Sabrina758 29/10/2022
Em seu livro de memórias, a Michelle Zauner, mais conhecida pelo seu projeto musical Japanese Breakfast, narra as transformações em sua vida após a morte de sua mãe devido ao câncer. Um livro recheado de referências, culinária e memória afetiva, família, luto e ressentimento, mas também superação. De que forma ela poderia se reconectar a uma cultura e honrar a relação e memórias com a mãe?
A Michelle enfrentou várias perdas e crises de identidade. Primeiro sua vó, depois a tia e, por último, a mãe. As duas últimas de câncer. Desde a infância, por conta de sua dupla nacionalidade, teve dificuldades em se encaixar e encontrar nas duas culturas. Sua mãe, coreana, era a maior ligação que a Zauner tinha com o país. Apesar de ter nascido na Coréia, seus pais mudaram para o Oregon quando ela tinha 1 ano de idade.
Uma vida inteira nos EUA, mesmo recebendo uma educação mais rígida, característica dos lares asiáticos, ela se rebelou e foi uma adolescente fora da curva. O que, bem, é esperado nessa faixa etária também. Mas, por pensar e agir tão diferente das expectativas de sua mãe, gerou muitos conflitos, especialmente quando começou a se interessar por música e seus pais não apoiavam esse sonho. Michelle passou por uma depressão, o que também interferiu em seus estudos e relação com os pais.
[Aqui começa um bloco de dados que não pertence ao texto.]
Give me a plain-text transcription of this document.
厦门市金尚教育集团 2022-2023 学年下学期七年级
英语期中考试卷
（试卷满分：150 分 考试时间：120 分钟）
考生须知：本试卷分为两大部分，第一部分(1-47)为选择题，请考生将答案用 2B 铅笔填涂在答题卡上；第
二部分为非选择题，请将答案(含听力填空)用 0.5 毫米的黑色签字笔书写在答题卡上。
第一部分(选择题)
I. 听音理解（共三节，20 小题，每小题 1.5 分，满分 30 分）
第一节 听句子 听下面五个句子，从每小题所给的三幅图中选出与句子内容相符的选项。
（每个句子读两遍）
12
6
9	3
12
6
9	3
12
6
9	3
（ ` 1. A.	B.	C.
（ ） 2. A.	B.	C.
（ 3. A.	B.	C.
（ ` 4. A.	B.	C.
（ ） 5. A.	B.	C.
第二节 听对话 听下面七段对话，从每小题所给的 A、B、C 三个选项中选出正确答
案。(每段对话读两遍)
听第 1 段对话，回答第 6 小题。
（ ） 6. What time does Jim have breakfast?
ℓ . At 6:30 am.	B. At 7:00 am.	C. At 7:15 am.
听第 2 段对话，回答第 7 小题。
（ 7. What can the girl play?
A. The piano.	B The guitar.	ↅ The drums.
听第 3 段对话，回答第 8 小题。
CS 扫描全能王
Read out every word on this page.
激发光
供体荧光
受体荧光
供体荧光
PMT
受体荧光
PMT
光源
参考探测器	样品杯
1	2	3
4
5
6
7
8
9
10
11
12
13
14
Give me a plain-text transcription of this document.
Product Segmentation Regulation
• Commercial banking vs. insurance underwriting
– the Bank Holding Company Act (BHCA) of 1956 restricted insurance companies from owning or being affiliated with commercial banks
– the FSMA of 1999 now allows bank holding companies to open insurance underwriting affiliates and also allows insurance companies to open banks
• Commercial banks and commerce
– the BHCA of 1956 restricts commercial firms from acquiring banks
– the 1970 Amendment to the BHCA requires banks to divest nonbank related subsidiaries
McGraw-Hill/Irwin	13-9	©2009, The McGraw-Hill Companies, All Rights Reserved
É uma narrativa muito sensível, sincera e complexa. Ao longo dos capítulos vamos descobrindo o que tornou a Michelle a mulher que é hoje, e como isso também refletiu em sua arte. Ela cresceu no meio de uma relação quase simbiótica com a mãe, que foi se dissipando a medida que crescia e não conseguiam se fazer entender. O pai sempre muito fora do protagonismo, seu papel sendo de prover para a família, com uma ligação emocional bem mínima.
Quando a mãe adoece, Michelle já morava sozinha e estava tentando fazer a carreira musical funcionar, enquanto trabalhava em vários empregos de meio período para sustentar esse sonho. Apesar do quão duro isso é, o câncer fez com que ela enxergasse o tempo que perdeu, o quanto poderia ter valorizado mais a mãe, mesmo em suas diferenças. Puniu-se, tentando fazer de tudo para ser a filha que a mãe sempre sonhou. E, apesar de tudo, foi necessário para que ela finalmente se estruturasse e compreendesse que existiam coisas fora do seu controle, que ela não precisava ser "a filha ideal" para ser amada e amar a mãe.
Uma das coisas mais especiais nessa leitura foi a importância da comida. As viagens para a Coréia, os diversos sabores, a relação com a família materna, etc. Michelle demorou, mas aprendeu, finalmente, que ela não precisava provar nada a ninguém, nem se encaixar em moldes. Ela é birracial, e a conexão que ela tem com as duas culturas é unicamente dela. Quando ela cozinha e prova sabores, texturas e aromas que a lembram da mãe e sua terra natal, está exercendo algo que é, também, parte inerente dela. É realmente uma jornada muito bonita e igualmente dura, e eu amo como isso reflete em sua música até hoje.